In fact, according to the research findings, 62% of best-in-class companies already host such platforms (compared to 42% of laggards), with an additional 22% planning to do so in the next 12 months.

Yet, despite the proliferation of company-hosted blogs and discussion forums, most companies have yet to treat social media as an additional touch point, and one that can be integrated into their overall customer-facing activities. Retailers, in particular, have a golden opportunity to leverage consumer-generated content from their discussion forums to create cross-promotional campaigns and to even drive in-store sales.

It's an opportunity that Wal-Mart, the biggest retailer in the world but not always a paragon of online innovation, has been discovering since the launch last June of a website feature called Customer Reviews & Ratings. Similar to what Amazon.com and others have been doing for years, the feature allows customers to write reviews and give ratings about store merchandise items.

"We're seeking to connect our community of 130 million customers in an easy way, and one that's not solely geographical," says Cathy Halligan, chief marketing officer of Walmart.com. "Customer Reviews & Ratings speaks to the interest and need of our community of customers to share and talk with each other and help each other shop smarter and easier. We're continuing to evolve our community elements of the site as well as in the stores and connect the two together so there's online/offline activity."

That's the part that's groundbreaking. So far, the multi-channel integration points are three-fold: store merchandise receipts, store shelf fact tags, and newspaper circulars. Merchandise receipts point customers to the Walmart.com/ratings landing page and encourages them to write, read and shop by customer reviews. The store shelf fact tags encourage customers to read customer reviews before making their purchase decisions. Starting last month, in-store and newspaper circulars also began encouraging customers to write, read and shop by customer reviews.
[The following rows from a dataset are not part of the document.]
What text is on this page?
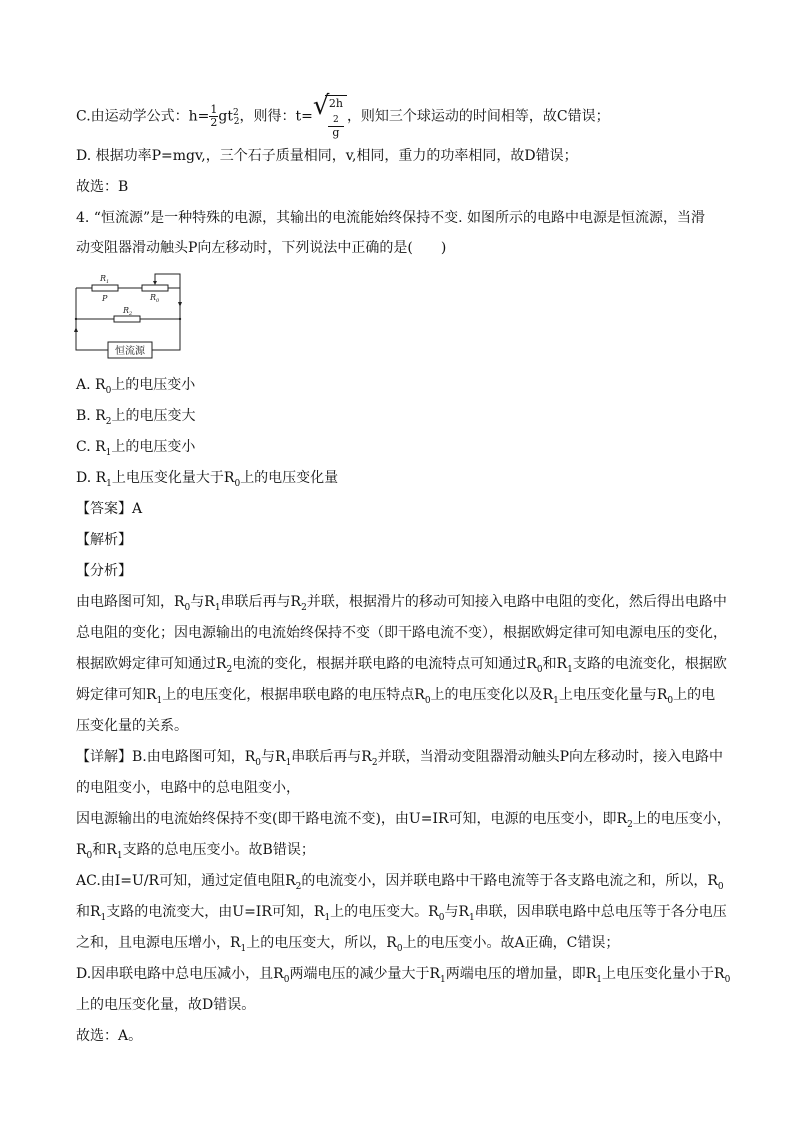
C.由运动学公式：$h= \frac{1}{2} gt^2_2$，则得：t= √
2h
$_2$
g ，则知三个球运动的时间相等，故C错误；
D. 根据功率P=mgv,，三个石子质量相同，v,相同，重力的功率相同，故D错误；
故选：B
4. “恒流源”是一种特殊的电源，其输出的电流能始终保持不变. 如图所示的电路中电源是恒流源，当滑
动变阻器滑动触头P向左移动时，下列说法中正确的是(　　)
$R_1$
P	$R_0$
$R_2$
恒流源
A. $R_0$上的电压变小
B. $R_2$上的电压变大
C. $R_1$上的电压变小
D. $R_1$上电压变化量大于$R_0$上的电压变化量
【答案】A
【解析】
【分析】
由电路图可知，$R_0$与$R_1$串联后再与$R_2$并联，根据滑片的移动可知接入电路中电阻的变化，然后得出电路中
总电阻的变化；因电源输出的电流始终保持不变（即干路电流不变），根据欧姆定律可知电源电压的变化，
根据欧姆定律可知通过$R_2$电流的变化，根据并联电路的电流特点可知通过$R_0$和$R_1$支路的电流变化，根据欧
姆定律可知$R_1$上的电压变化，根据串联电路的电压特点$R_0$上的电压变化以及$R_1$上电压变化量与$R_0$上的电
压变化量的关系。
【详解】B.由电路图可知，$R_0$与$R_1$串联后再与$R_2$并联，当滑动变阻器滑动触头P向左移动时，接入电路中
的电阻变小，电路中的总电阻变小，
因电源输出的电流始终保持不变(即干路电流不变)，由U=IR可知，电源的电压变小，即$R_2$上的电压变小，
$R_0$和$R_1$支路的总电压变小。故B错误；
AC.由I=U/R可知，通过定值电阻$R_2$的电流变小，因并联电路中干路电流等于各支路电流之和，所以，$R_0$
和$R_1$支路的电流变大，由U=IR可知，$R_1$上的电压变大。$R_0$与$R_1$串联，因串联电路中总电压等于各分电压
之和，且电源电压增小，$R_1$上的电压变大，所以，$R_0$上的电压变小。故A正确，C错误；
D.因串联电路中总电压减小，且$R_0$两端电压的减少量大于$R_1$两端电压的增加量，即$R_1$上电压变化量小于$R_0$
上的电压变化量，故D错误。
故选：A。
Walmart.com is a good example of a company evolving toward what Aberdeen calls social media integration. The term is used to describe a scenario in which a social media platform combines with an existing property in a meaningful way so as to enhance the customer experience and drive increased value for the organization.

Since the launch of the national campaign, Walmart.com's customer review volume has continued to increase substantially. "It's been a tremendous success," says Halligan, noting that Wal-Mart pays close attention to what online customers are saying. "There's interest at every level of the organization to use this information in actionable ways," she says. "It's yet another point of commentary from our customers that we act upon. Sometimes we pull products off the site and send products back to vendors, all based on customer dialog."